Starting this week, Britain’s longest running soap will feature a storyline depicting economic abuse to over five million viewers.
The character of Yasmeen Metcalfe has long been a victim of coercive and controlling behaviour, but now, after her husband Geoff’s death, we will learn she is a victim of economic abuse, too.
Alongside our partners at Money Advice Plus, SEA is extremely proud to have advised the Coronation Street script writers on making sure the storyline delivered an accurate, realistic and responsible portrayal of economic abuse and a victim’s experiences, including interactions with lenders and banks. Dr Nicola Sharp-Jeffs OBE, SEA’s founder and CEO, has called reaching such a large audience a “pinch-me moment”.

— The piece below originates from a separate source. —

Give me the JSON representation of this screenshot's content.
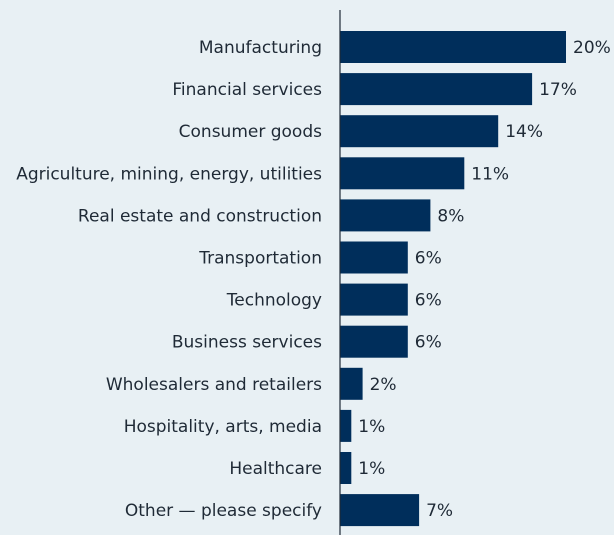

Shelly King, who plays Yasmeen, has praised the show for continuing the abuse storyline after Geoff’s death, and said that it would be “morally wrong” not to show how the abuse can continue after the perpetrator is no longer around.

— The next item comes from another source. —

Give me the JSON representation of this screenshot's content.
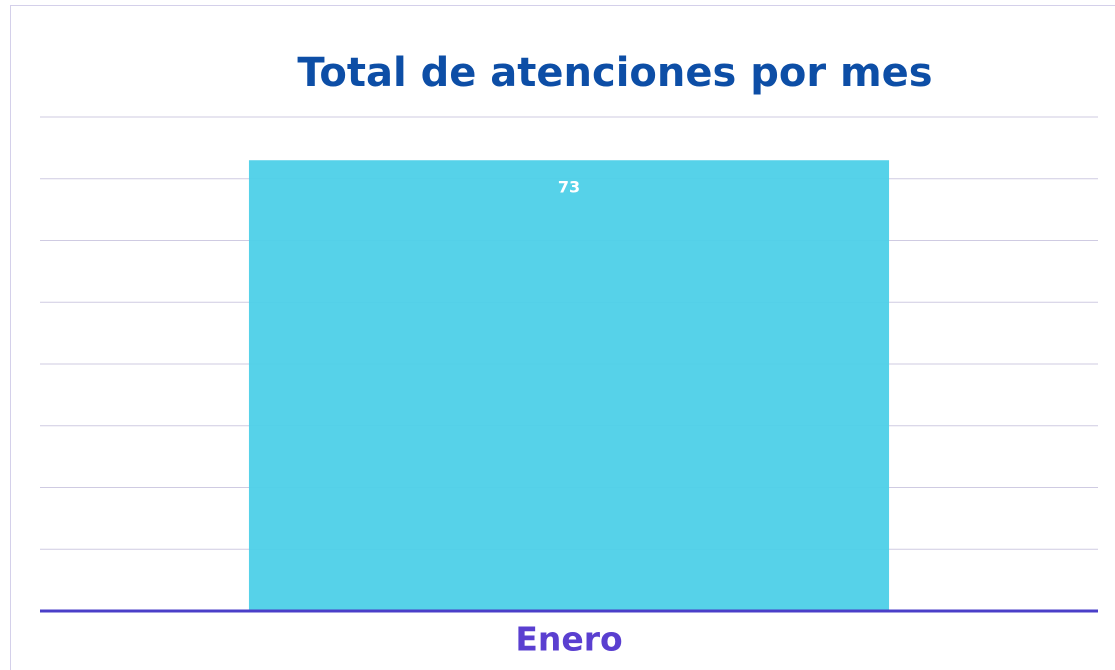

[Spoilers Alert!] Viewers will discover that Geoff has left Yasmeen in mountains of debt after he forced her to take out loans when they were together. Soon, Yasmeen has bailiffs at her door, and when she appeals to her bank for help, they will confirm that the debt is her responsibility.
At SEA, we know this is not an uncommon situation. Abusers coerce their partners into taking out loans, credit or mortgages, often through means of intimidation and/or the threat of sexual and physical violence. SEA’s Economic Justice Project found that 60% of domestic abuse victims have been forced into debt , and annually, victims are left facing £23.5 million of coerced debt, an average of £4,500 per victim. When victims approach lenders, they are often met with a similar response to what Yasmeen faced: if their name is on the dotted line, there’s nothing that can be done.

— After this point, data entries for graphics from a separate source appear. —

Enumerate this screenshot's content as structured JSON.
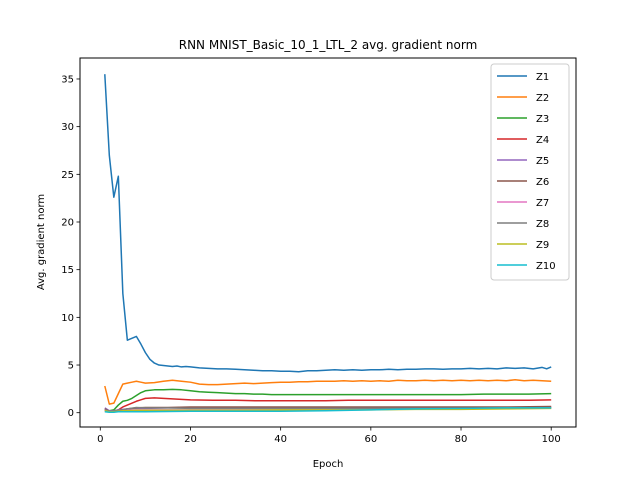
{
  "chart_data": {
    "type": "line",
    "title": "RNN MNIST_Basic_10_1_LTL_2 avg. gradient norm",
    "xlabel": "Epoch",
    "ylabel": "Avg. gradient norm",
    "xlim": [
      -4.5,
      105.5
    ],
    "ylim": [
      -1.5,
      37.2
    ],
    "xticks": [
      0,
      20,
      40,
      60,
      80,
      100
    ],
    "yticks": [
      0,
      5,
      10,
      15,
      20,
      25,
      30,
      35
    ],
    "legend_position": "top-right",
    "grid": false,
    "series": [
      {
        "name": "Z1",
        "color": "#1f77b4",
        "points": [
          [
            1,
            35.5
          ],
          [
            2,
            27
          ],
          [
            3,
            22.6
          ],
          [
            4,
            24.8
          ],
          [
            5,
            12.5
          ],
          [
            6,
            7.6
          ],
          [
            7,
            7.8
          ],
          [
            8,
            8.0
          ],
          [
            9,
            7.2
          ],
          [
            10,
            6.3
          ],
          [
            11,
            5.6
          ],
          [
            12,
            5.2
          ],
          [
            13,
            5.0
          ],
          [
            14,
            4.95
          ],
          [
            15,
            4.9
          ],
          [
            16,
            4.85
          ],
          [
            17,
            4.9
          ],
          [
            18,
            4.8
          ],
          [
            19,
            4.85
          ],
          [
            20,
            4.8
          ],
          [
            22,
            4.7
          ],
          [
            24,
            4.65
          ],
          [
            26,
            4.6
          ],
          [
            28,
            4.6
          ],
          [
            30,
            4.55
          ],
          [
            32,
            4.5
          ],
          [
            34,
            4.45
          ],
          [
            36,
            4.4
          ],
          [
            38,
            4.4
          ],
          [
            40,
            4.35
          ],
          [
            42,
            4.35
          ],
          [
            44,
            4.3
          ],
          [
            46,
            4.4
          ],
          [
            48,
            4.4
          ],
          [
            50,
            4.45
          ],
          [
            52,
            4.5
          ],
          [
            54,
            4.45
          ],
          [
            56,
            4.5
          ],
          [
            58,
            4.45
          ],
          [
            60,
            4.5
          ],
          [
            62,
            4.5
          ],
          [
            64,
            4.55
          ],
          [
            66,
            4.5
          ],
          [
            68,
            4.55
          ],
          [
            70,
            4.55
          ],
          [
            72,
            4.6
          ],
          [
            74,
            4.6
          ],
          [
            76,
            4.55
          ],
          [
            78,
            4.6
          ],
          [
            80,
            4.6
          ],
          [
            82,
            4.65
          ],
          [
            84,
            4.6
          ],
          [
            86,
            4.65
          ],
          [
            88,
            4.6
          ],
          [
            90,
            4.7
          ],
          [
            92,
            4.65
          ],
          [
            94,
            4.7
          ],
          [
            96,
            4.6
          ],
          [
            98,
            4.75
          ],
          [
            99,
            4.6
          ],
          [
            100,
            4.8
          ]
        ]
      },
      {
        "name": "Z2",
        "color": "#ff7f0e",
        "points": [
          [
            1,
            2.8
          ],
          [
            2,
            0.9
          ],
          [
            3,
            1.0
          ],
          [
            4,
            2.0
          ],
          [
            5,
            3.0
          ],
          [
            6,
            3.1
          ],
          [
            7,
            3.2
          ],
          [
            8,
            3.3
          ],
          [
            9,
            3.2
          ],
          [
            10,
            3.1
          ],
          [
            12,
            3.15
          ],
          [
            14,
            3.3
          ],
          [
            16,
            3.4
          ],
          [
            18,
            3.3
          ],
          [
            20,
            3.2
          ],
          [
            22,
            3.0
          ],
          [
            24,
            2.95
          ],
          [
            26,
            2.95
          ],
          [
            28,
            3.0
          ],
          [
            30,
            3.05
          ],
          [
            32,
            3.1
          ],
          [
            34,
            3.05
          ],
          [
            36,
            3.1
          ],
          [
            38,
            3.15
          ],
          [
            40,
            3.2
          ],
          [
            42,
            3.2
          ],
          [
            44,
            3.25
          ],
          [
            46,
            3.25
          ],
          [
            48,
            3.3
          ],
          [
            50,
            3.3
          ],
          [
            52,
            3.3
          ],
          [
            54,
            3.35
          ],
          [
            56,
            3.3
          ],
          [
            58,
            3.35
          ],
          [
            60,
            3.3
          ],
          [
            62,
            3.35
          ],
          [
            64,
            3.3
          ],
          [
            66,
            3.4
          ],
          [
            68,
            3.35
          ],
          [
            70,
            3.35
          ],
          [
            72,
            3.4
          ],
          [
            74,
            3.35
          ],
          [
            76,
            3.4
          ],
          [
            78,
            3.35
          ],
          [
            80,
            3.4
          ],
          [
            82,
            3.35
          ],
          [
            84,
            3.4
          ],
          [
            86,
            3.35
          ],
          [
            88,
            3.4
          ],
          [
            90,
            3.35
          ],
          [
            92,
            3.45
          ],
          [
            94,
            3.35
          ],
          [
            96,
            3.4
          ],
          [
            98,
            3.35
          ],
          [
            100,
            3.3
          ]
        ]
      },
      {
        "name": "Z3",
        "color": "#2ca02c",
        "points": [
          [
            1,
            0.3
          ],
          [
            2,
            0.2
          ],
          [
            3,
            0.3
          ],
          [
            4,
            0.8
          ],
          [
            5,
            1.2
          ],
          [
            6,
            1.3
          ],
          [
            7,
            1.5
          ],
          [
            8,
            1.8
          ],
          [
            9,
            2.1
          ],
          [
            10,
            2.3
          ],
          [
            12,
            2.4
          ],
          [
            14,
            2.4
          ],
          [
            16,
            2.45
          ],
          [
            18,
            2.4
          ],
          [
            20,
            2.3
          ],
          [
            22,
            2.2
          ],
          [
            24,
            2.15
          ],
          [
            26,
            2.1
          ],
          [
            28,
            2.05
          ],
          [
            30,
            2.0
          ],
          [
            32,
            2.0
          ],
          [
            34,
            1.95
          ],
          [
            36,
            1.95
          ],
          [
            38,
            1.9
          ],
          [
            40,
            1.9
          ],
          [
            42,
            1.9
          ],
          [
            44,
            1.9
          ],
          [
            46,
            1.9
          ],
          [
            48,
            1.9
          ],
          [
            50,
            1.9
          ],
          [
            55,
            1.9
          ],
          [
            60,
            1.9
          ],
          [
            65,
            1.9
          ],
          [
            70,
            1.9
          ],
          [
            75,
            1.9
          ],
          [
            80,
            1.9
          ],
          [
            85,
            1.95
          ],
          [
            90,
            1.95
          ],
          [
            95,
            1.95
          ],
          [
            100,
            2.0
          ]
        ]
      },
      {
        "name": "Z4",
        "color": "#d62728",
        "points": [
          [
            1,
            0.2
          ],
          [
            2,
            0.1
          ],
          [
            3,
            0.15
          ],
          [
            4,
            0.3
          ],
          [
            5,
            0.6
          ],
          [
            6,
            0.8
          ],
          [
            7,
            1.0
          ],
          [
            8,
            1.2
          ],
          [
            9,
            1.35
          ],
          [
            10,
            1.5
          ],
          [
            12,
            1.55
          ],
          [
            14,
            1.5
          ],
          [
            16,
            1.45
          ],
          [
            18,
            1.4
          ],
          [
            20,
            1.35
          ],
          [
            25,
            1.3
          ],
          [
            30,
            1.3
          ],
          [
            35,
            1.25
          ],
          [
            40,
            1.25
          ],
          [
            45,
            1.25
          ],
          [
            50,
            1.25
          ],
          [
            55,
            1.3
          ],
          [
            60,
            1.3
          ],
          [
            65,
            1.3
          ],
          [
            70,
            1.3
          ],
          [
            75,
            1.3
          ],
          [
            80,
            1.3
          ],
          [
            85,
            1.3
          ],
          [
            90,
            1.3
          ],
          [
            95,
            1.3
          ],
          [
            100,
            1.35
          ]
        ]
      },
      {
        "name": "Z5",
        "color": "#9467bd",
        "points": [
          [
            1,
            0.5
          ],
          [
            2,
            0.2
          ],
          [
            3,
            0.2
          ],
          [
            4,
            0.3
          ],
          [
            5,
            0.35
          ],
          [
            6,
            0.4
          ],
          [
            8,
            0.45
          ],
          [
            10,
            0.45
          ],
          [
            15,
            0.5
          ],
          [
            20,
            0.5
          ],
          [
            30,
            0.5
          ],
          [
            40,
            0.5
          ],
          [
            50,
            0.5
          ],
          [
            60,
            0.5
          ],
          [
            70,
            0.55
          ],
          [
            80,
            0.55
          ],
          [
            90,
            0.55
          ],
          [
            100,
            0.6
          ]
        ]
      },
      {
        "name": "Z6",
        "color": "#8c564b",
        "points": [
          [
            1,
            0.4
          ],
          [
            2,
            0.15
          ],
          [
            3,
            0.15
          ],
          [
            4,
            0.25
          ],
          [
            5,
            0.3
          ],
          [
            6,
            0.4
          ],
          [
            8,
            0.5
          ],
          [
            10,
            0.55
          ],
          [
            15,
            0.55
          ],
          [
            20,
            0.6
          ],
          [
            30,
            0.6
          ],
          [
            40,
            0.6
          ],
          [
            50,
            0.6
          ],
          [
            60,
            0.6
          ],
          [
            70,
            0.6
          ],
          [
            80,
            0.6
          ],
          [
            90,
            0.6
          ],
          [
            100,
            0.65
          ]
        ]
      },
      {
        "name": "Z7",
        "color": "#e377c2",
        "points": [
          [
            1,
            0.3
          ],
          [
            2,
            0.1
          ],
          [
            3,
            0.1
          ],
          [
            4,
            0.15
          ],
          [
            5,
            0.2
          ],
          [
            6,
            0.25
          ],
          [
            8,
            0.3
          ],
          [
            10,
            0.3
          ],
          [
            20,
            0.3
          ],
          [
            30,
            0.3
          ],
          [
            40,
            0.3
          ],
          [
            50,
            0.35
          ],
          [
            60,
            0.35
          ],
          [
            70,
            0.4
          ],
          [
            80,
            0.4
          ],
          [
            90,
            0.45
          ],
          [
            100,
            0.5
          ]
        ]
      },
      {
        "name": "Z8",
        "color": "#7f7f7f",
        "points": [
          [
            1,
            0.3
          ],
          [
            2,
            0.15
          ],
          [
            3,
            0.2
          ],
          [
            4,
            0.25
          ],
          [
            5,
            0.3
          ],
          [
            6,
            0.4
          ],
          [
            8,
            0.55
          ],
          [
            10,
            0.5
          ],
          [
            15,
            0.5
          ],
          [
            20,
            0.45
          ],
          [
            30,
            0.45
          ],
          [
            40,
            0.45
          ],
          [
            50,
            0.45
          ],
          [
            60,
            0.45
          ],
          [
            70,
            0.45
          ],
          [
            80,
            0.45
          ],
          [
            90,
            0.5
          ],
          [
            100,
            0.5
          ]
        ]
      },
      {
        "name": "Z9",
        "color": "#bcbd22",
        "points": [
          [
            1,
            0.2
          ],
          [
            2,
            0.1
          ],
          [
            3,
            0.1
          ],
          [
            4,
            0.15
          ],
          [
            5,
            0.2
          ],
          [
            6,
            0.2
          ],
          [
            8,
            0.25
          ],
          [
            10,
            0.25
          ],
          [
            20,
            0.25
          ],
          [
            30,
            0.25
          ],
          [
            40,
            0.3
          ],
          [
            50,
            0.3
          ],
          [
            60,
            0.3
          ],
          [
            70,
            0.35
          ],
          [
            80,
            0.35
          ],
          [
            90,
            0.4
          ],
          [
            100,
            0.45
          ]
        ]
      },
      {
        "name": "Z10",
        "color": "#17becf",
        "points": [
          [
            1,
            0.1
          ],
          [
            2,
            0.05
          ],
          [
            3,
            0.05
          ],
          [
            4,
            0.1
          ],
          [
            5,
            0.1
          ],
          [
            6,
            0.1
          ],
          [
            8,
            0.1
          ],
          [
            10,
            0.1
          ],
          [
            20,
            0.15
          ],
          [
            30,
            0.15
          ],
          [
            40,
            0.15
          ],
          [
            50,
            0.2
          ],
          [
            60,
            0.3
          ],
          [
            70,
            0.4
          ],
          [
            80,
            0.45
          ],
          [
            90,
            0.5
          ],
          [
            100,
            0.5
          ]
        ]
      }
    ]
  }
}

SEA has worked with banks, building societies and creditors, such Lloyds Banking Group and Natwest, to try and transform this response, inform and educate lenders around economic abuse and coerced debt, and ensure that perpetrators are the ones held responsible for outstanding payments, not victims. We know this can be done and we are determined to see a change in consumer law that will better protect victims.
In the meantime, we are thrilled that awareness of economic abuse has reached Weatherfield, and we’re delighted to play a small part in helping this storyline reach millions of people. For some, this will raise awareness of what economic abuse is. Sadly, for others, this will be a storyline in their own lives. If that’s the case, we hope Yasmeen’s story helps them see that they are not alone, and help is out there.